No hay historia del pan sin mujeres, pero nadie las nombra por su nombre. En los hornos las pisadas sobre la harina de los jóvenes que corren o la del que camina lento y con determinación y deja hundida huella blanca (como las que aparecen en El Panadero, de César Aira) no suelen ser de mujeres.
¿A quiénes rescata la historia del pan? La distinción es caprichosa y errante, nombraré a tres: a la mítica Brites de Almeida, la panadera de Aljubarrota, la protagonista de la leyenda portuguesa que cuenta que mató a golpes con su pala de hornear a un grupo de soldados castellanos en el verano de 1385; a Elvira Gutiérrez (esposa de un militar español, Juan de Montalvo) amasando el primer pan en Santa Fe (Bogotá) en 1567 cuando, según publicó Papel Periódico Ilustrado, Pedro Briceño construyó un molino de harina, y a Maria Anna Fisher, la panadera afroamericana que a los quince años vendía las galletas que cocinaba en su cocina en la puerta de su casa en la Filadelfia del 1800.
Aunque la panadería tradicional sigue siendo muy machista, las mujeres que acceden a la luz de los fuegos suelen ser las herederas -hijas, nietas y hasta bisnietas- del maestro muerto, y en las panaderías de cualquier barrio continúan siendo las que envuelven, pesan y ponen el pan caliente en la bolsa, son cada vez más las comunidades de mujeres que amasan y hornean pan. No solo son las valencianas con sus sabores del pasado, las asturianas con el pan de escanda o las mujeres del Kurdistán sirio, muchas mujeres en diferentes regiones del planeta, como Las Panas en México (panaderas contra la violencia de género) amasan, hornean y venden su pan: “Me di cuenta de que podía convivir con mis compañeras de otra forma cuando hacíamos pan” dijo Rosalía Trujano, una de las panaderas.

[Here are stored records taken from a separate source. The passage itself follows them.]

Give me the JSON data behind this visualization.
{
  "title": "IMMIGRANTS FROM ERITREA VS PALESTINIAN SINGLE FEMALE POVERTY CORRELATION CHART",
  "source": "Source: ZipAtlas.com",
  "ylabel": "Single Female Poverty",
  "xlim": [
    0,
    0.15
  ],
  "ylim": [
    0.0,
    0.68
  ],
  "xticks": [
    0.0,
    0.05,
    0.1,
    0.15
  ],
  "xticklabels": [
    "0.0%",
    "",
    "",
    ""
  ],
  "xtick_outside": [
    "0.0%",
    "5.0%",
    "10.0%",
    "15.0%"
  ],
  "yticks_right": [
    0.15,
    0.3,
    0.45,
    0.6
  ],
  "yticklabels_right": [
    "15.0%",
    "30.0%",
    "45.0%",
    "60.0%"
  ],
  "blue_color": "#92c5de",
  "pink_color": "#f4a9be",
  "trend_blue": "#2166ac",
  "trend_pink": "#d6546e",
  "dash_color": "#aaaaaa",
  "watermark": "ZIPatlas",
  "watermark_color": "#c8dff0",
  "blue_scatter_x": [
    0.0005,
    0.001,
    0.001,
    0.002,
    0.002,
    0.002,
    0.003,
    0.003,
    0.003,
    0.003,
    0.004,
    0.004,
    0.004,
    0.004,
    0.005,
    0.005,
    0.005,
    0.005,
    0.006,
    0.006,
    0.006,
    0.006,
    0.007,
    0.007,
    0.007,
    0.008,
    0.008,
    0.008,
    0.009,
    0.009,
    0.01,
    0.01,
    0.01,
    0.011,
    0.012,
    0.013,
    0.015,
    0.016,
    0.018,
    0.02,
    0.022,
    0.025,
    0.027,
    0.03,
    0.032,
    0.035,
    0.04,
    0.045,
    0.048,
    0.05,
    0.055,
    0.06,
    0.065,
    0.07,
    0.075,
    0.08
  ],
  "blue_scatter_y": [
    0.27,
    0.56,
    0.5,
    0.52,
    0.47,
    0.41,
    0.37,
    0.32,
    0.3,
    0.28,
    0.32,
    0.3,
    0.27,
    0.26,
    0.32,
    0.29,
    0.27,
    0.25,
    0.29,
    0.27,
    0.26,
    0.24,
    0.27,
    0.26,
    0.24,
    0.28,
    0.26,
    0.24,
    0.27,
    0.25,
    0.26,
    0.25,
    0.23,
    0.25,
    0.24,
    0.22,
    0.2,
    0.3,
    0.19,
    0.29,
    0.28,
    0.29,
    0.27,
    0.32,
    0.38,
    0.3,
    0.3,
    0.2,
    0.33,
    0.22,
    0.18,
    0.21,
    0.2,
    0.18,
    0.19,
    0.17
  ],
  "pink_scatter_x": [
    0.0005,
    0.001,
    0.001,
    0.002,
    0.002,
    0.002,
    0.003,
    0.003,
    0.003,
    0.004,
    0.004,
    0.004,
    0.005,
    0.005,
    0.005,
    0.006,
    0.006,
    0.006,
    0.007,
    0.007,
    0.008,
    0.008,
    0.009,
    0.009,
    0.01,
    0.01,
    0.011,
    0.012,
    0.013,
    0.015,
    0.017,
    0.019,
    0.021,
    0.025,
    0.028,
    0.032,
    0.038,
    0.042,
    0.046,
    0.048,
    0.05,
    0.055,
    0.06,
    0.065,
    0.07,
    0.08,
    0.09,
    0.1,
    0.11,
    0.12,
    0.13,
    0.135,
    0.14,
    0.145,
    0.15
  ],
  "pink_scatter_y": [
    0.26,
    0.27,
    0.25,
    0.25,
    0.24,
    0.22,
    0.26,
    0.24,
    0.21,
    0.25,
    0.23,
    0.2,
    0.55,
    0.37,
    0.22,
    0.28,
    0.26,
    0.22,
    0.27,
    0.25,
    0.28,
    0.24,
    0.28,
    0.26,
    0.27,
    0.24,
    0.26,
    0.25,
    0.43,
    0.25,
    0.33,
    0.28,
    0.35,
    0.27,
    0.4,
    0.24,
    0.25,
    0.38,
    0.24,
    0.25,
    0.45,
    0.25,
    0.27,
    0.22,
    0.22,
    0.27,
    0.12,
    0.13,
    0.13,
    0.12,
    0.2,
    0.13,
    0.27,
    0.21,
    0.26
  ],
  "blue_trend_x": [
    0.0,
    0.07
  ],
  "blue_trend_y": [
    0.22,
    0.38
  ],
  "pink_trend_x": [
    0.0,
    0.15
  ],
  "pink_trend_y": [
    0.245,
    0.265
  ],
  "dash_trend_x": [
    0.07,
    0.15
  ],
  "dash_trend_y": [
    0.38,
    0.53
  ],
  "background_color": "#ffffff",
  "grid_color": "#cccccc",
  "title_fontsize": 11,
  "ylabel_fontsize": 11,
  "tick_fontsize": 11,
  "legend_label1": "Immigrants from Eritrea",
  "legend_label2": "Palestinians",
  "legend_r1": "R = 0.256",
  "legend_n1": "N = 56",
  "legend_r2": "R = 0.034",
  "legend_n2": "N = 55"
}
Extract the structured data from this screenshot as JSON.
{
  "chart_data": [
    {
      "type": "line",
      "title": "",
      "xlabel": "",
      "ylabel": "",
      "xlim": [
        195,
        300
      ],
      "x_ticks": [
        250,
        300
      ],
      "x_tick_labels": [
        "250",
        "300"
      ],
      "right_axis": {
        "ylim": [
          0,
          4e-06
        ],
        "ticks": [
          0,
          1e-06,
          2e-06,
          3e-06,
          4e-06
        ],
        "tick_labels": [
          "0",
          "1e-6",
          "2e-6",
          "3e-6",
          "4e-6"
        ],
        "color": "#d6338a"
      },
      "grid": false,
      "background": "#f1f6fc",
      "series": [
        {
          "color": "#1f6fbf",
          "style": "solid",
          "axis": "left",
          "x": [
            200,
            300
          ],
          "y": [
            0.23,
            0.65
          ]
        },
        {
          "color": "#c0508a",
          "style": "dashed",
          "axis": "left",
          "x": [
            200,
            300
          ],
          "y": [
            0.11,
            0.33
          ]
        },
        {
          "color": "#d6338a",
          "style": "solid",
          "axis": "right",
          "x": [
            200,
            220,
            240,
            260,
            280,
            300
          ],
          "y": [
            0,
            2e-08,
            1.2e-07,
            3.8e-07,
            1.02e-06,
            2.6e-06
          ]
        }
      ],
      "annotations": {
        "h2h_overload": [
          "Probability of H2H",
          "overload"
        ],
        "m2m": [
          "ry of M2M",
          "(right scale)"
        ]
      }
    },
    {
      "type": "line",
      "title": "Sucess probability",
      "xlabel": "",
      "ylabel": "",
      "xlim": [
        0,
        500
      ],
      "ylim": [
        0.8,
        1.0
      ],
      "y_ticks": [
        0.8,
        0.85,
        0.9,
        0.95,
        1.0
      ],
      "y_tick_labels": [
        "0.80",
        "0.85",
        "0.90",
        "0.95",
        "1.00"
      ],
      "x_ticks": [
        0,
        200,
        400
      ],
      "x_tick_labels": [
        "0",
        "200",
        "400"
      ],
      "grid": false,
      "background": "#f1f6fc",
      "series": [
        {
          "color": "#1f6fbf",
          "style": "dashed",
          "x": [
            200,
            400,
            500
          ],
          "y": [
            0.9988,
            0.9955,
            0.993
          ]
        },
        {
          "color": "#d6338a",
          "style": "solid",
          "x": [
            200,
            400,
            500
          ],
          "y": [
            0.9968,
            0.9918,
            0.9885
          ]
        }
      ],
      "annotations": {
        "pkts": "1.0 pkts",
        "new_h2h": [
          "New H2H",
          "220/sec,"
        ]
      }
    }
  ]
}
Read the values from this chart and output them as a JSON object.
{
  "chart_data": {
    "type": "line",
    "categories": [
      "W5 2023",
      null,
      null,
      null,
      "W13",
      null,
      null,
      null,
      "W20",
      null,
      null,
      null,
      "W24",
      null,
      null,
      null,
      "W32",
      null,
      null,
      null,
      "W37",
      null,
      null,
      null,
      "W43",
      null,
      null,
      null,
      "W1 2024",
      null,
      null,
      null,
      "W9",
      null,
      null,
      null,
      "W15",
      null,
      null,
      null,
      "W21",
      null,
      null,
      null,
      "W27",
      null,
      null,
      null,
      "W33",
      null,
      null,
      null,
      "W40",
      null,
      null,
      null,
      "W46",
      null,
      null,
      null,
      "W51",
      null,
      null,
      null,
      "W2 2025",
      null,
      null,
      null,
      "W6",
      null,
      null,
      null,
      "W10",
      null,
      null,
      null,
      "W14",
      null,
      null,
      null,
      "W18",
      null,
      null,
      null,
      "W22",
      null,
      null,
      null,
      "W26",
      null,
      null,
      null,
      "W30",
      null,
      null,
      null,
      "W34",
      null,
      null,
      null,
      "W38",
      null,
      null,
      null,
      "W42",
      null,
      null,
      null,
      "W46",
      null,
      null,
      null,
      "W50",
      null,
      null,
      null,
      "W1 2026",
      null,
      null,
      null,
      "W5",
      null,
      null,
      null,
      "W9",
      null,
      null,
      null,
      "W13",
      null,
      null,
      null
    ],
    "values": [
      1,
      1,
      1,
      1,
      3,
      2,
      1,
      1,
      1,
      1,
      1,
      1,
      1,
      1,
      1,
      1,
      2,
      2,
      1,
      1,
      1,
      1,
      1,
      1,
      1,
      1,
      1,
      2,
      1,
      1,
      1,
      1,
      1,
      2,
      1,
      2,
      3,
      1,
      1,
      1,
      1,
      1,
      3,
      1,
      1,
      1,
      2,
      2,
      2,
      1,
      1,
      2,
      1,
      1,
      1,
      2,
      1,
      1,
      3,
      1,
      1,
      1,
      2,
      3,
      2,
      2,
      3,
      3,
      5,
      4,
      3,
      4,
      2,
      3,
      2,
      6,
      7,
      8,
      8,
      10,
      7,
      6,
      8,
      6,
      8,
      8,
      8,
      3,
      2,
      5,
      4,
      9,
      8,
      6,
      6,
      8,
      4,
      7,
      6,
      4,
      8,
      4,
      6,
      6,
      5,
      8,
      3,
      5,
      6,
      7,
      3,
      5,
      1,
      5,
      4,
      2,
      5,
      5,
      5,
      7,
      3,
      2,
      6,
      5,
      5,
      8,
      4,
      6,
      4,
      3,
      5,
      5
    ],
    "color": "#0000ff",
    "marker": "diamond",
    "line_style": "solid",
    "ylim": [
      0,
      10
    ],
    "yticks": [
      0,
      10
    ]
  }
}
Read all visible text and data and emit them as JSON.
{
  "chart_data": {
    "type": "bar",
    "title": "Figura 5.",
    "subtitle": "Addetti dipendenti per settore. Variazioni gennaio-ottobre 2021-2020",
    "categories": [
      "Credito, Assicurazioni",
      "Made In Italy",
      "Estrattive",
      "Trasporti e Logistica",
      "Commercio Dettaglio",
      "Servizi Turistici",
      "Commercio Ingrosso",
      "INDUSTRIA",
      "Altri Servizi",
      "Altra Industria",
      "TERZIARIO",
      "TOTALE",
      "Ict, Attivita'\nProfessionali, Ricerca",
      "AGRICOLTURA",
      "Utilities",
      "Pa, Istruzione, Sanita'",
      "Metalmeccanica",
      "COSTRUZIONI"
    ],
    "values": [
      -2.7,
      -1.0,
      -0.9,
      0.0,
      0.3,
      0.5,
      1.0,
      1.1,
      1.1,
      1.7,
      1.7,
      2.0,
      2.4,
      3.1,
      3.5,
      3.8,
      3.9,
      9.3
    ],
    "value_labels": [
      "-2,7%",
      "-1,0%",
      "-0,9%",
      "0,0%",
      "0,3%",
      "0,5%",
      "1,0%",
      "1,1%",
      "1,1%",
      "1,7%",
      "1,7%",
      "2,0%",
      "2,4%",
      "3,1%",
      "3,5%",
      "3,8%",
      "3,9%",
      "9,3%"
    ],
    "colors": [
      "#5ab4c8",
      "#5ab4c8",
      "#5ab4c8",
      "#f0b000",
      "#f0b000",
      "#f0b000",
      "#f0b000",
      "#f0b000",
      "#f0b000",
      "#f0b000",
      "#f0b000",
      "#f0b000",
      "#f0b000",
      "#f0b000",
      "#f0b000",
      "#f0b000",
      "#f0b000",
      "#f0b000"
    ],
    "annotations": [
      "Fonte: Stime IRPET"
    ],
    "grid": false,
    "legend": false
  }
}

Es tiempo de conocer más nombres propios: “Entré en mi espesura/ y vi tu nombre escrito con árboles” (Amelia Biagioni), el diccionario biográfico en deuda empieza a modificarse, ya era hora. Algunxs artistas de pincel y carbonilla dicen que si bien se fabrican excelentes gomas de borrar, nada es comparable “para modelar con carboncillo” la honrada y antigua miga de pan blanco del día anterior. Hay que probar, hacerla rodar entre las yemas de los dedos y usarla para borrar la ausencia.